Support for Sly strong, mornings without him long.

You can't visit one statewide liberal blog without at least one story urging 92.1 The MIC to hire Sly in the Morning. Even Mayor Paul Soglin chimed in:
Madison radio needs local voices and local hosts.  Sly’s program on WTDY has provided a local forum for politicians and listeners for over 15 years.  No screening of callers to weed out those who disagreed, but a free flow of thoughts and ideas. I was a frequent guest on the program, as was State Representative Glenn Grothman.  There are very few issues on which State Representative Grothman and I agree but Sly treated each of us with respect and had a genuine interest in issues important to us. Local radio promotes and supports local businesses.  Sly had developed long-standing relationships with advertisers and contributed to their success. He continued his work off the air, helping to make this a better city.  He was involved in promoting Monona Terrace when many believed it would never happen. 
From WKOW News:

Sly did very well in the mornings, so it wasn't so much his ratings that tanked the station, but the influence of another radio loser taking control. It's a familiar radio story. The ratings advertisers value most? Adults 25-54  M-F  6a-10a
1. WIBA-FM  8.4  4,100 average person per hr.
2. WZEE        7.8   3,800
3. WMGN      6.8   3,300
4. WJJO         6.4   3,100
5. WMAD      6.2   3,000
6. WERN       5.7   2,800
7. WTDY      4.5   2,200
In the ever important Men's demo (age 25-54), Sly tied WMGN (Magic 98) for 7th place, at 3.7 percent. Sly's show trounced The MIC's Bill Press show, who came in 16th.

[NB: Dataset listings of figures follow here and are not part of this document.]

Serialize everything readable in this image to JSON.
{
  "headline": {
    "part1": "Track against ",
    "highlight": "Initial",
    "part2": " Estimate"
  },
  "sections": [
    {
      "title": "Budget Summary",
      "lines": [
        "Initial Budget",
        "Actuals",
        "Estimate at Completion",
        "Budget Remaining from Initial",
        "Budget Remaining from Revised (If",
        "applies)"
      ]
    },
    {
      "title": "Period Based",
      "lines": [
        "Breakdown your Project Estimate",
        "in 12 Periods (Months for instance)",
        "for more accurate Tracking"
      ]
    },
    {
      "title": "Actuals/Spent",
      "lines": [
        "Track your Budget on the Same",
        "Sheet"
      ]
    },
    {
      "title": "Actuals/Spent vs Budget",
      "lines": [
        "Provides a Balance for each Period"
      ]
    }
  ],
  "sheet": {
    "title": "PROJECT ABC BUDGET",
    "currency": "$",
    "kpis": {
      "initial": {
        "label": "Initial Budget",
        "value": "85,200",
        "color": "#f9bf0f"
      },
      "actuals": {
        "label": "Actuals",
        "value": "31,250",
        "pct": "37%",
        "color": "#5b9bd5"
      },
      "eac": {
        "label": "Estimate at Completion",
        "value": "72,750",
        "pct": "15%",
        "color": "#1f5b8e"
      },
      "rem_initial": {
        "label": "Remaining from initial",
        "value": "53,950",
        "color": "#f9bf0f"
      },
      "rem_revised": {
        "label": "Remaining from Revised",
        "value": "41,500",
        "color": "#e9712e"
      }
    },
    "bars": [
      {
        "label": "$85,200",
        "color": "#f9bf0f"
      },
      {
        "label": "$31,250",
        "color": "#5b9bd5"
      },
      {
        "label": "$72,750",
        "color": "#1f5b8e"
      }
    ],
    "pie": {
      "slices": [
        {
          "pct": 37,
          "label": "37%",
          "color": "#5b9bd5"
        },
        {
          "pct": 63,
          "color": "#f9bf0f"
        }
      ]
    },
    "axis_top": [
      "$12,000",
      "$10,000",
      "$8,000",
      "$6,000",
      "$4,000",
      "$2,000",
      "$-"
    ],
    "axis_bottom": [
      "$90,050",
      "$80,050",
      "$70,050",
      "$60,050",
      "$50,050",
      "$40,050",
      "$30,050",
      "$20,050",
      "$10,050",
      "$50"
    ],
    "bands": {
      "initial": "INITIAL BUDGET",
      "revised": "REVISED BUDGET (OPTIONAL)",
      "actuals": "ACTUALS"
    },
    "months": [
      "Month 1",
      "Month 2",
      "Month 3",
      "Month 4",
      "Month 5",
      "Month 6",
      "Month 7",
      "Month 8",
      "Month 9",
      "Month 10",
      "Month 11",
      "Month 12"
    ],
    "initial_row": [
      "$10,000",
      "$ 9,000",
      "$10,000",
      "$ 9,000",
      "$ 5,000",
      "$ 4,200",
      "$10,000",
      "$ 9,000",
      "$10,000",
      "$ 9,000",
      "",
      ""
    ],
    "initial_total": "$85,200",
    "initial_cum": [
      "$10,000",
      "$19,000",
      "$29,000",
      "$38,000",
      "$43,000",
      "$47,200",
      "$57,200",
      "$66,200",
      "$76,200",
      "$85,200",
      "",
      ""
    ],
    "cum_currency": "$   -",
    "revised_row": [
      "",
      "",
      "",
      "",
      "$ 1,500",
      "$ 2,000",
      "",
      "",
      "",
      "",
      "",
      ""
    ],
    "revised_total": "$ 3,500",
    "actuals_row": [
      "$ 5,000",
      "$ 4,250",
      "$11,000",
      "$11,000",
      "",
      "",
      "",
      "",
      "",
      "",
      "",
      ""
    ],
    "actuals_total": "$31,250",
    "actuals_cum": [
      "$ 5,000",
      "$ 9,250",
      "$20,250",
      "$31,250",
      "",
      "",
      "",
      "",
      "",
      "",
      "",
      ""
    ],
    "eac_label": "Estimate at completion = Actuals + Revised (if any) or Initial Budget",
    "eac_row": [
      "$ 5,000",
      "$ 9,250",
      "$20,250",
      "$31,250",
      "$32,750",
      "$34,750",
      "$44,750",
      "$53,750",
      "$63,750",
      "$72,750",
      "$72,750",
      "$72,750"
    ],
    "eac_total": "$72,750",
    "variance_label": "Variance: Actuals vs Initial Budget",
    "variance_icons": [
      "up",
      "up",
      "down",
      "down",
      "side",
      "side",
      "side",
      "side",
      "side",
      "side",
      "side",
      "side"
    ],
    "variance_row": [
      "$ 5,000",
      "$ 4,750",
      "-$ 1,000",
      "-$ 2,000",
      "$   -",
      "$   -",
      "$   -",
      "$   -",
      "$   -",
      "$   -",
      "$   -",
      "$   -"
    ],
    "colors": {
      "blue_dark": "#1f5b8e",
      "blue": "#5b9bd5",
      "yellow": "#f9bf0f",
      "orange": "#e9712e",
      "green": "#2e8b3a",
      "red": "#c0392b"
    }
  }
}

Just as interesting, even though WTDY ranked 11th overall, it had slightly fewer listeners per hour than 4th ranked WIBA-AM (includes Rush and Vicki McKenna), 600 to 900 respectively. WTDY also tied with The MIC.

In the meantime, here's the Cap Times editorial:
Madison misses John “Sly” Sylvester.

Sylvester, the veteran morning host on Madison’s WTDY radio, lost his gig last week when the station decided to flip its format. The decision by WTDY to drop Sly, and the station’s able news staff, was a deeply disappointing one.

But Sly’s loyal listeners and advertisers rallied quickly to find the stalwart of the Wisconsin uprising and ardent advocate for working people an on-air gig. On Wednesday they launched a petition drive urging the local progressive talk station, 92.1-The Mic, to consider hiring Sly for an early morning slot.

Before the day was done, close to 5,000 people had signed the petition, emailed or called the station with their message: “Wisconsin needs a progressive host to cover state and local politics from a point of view that only Sly can offer.”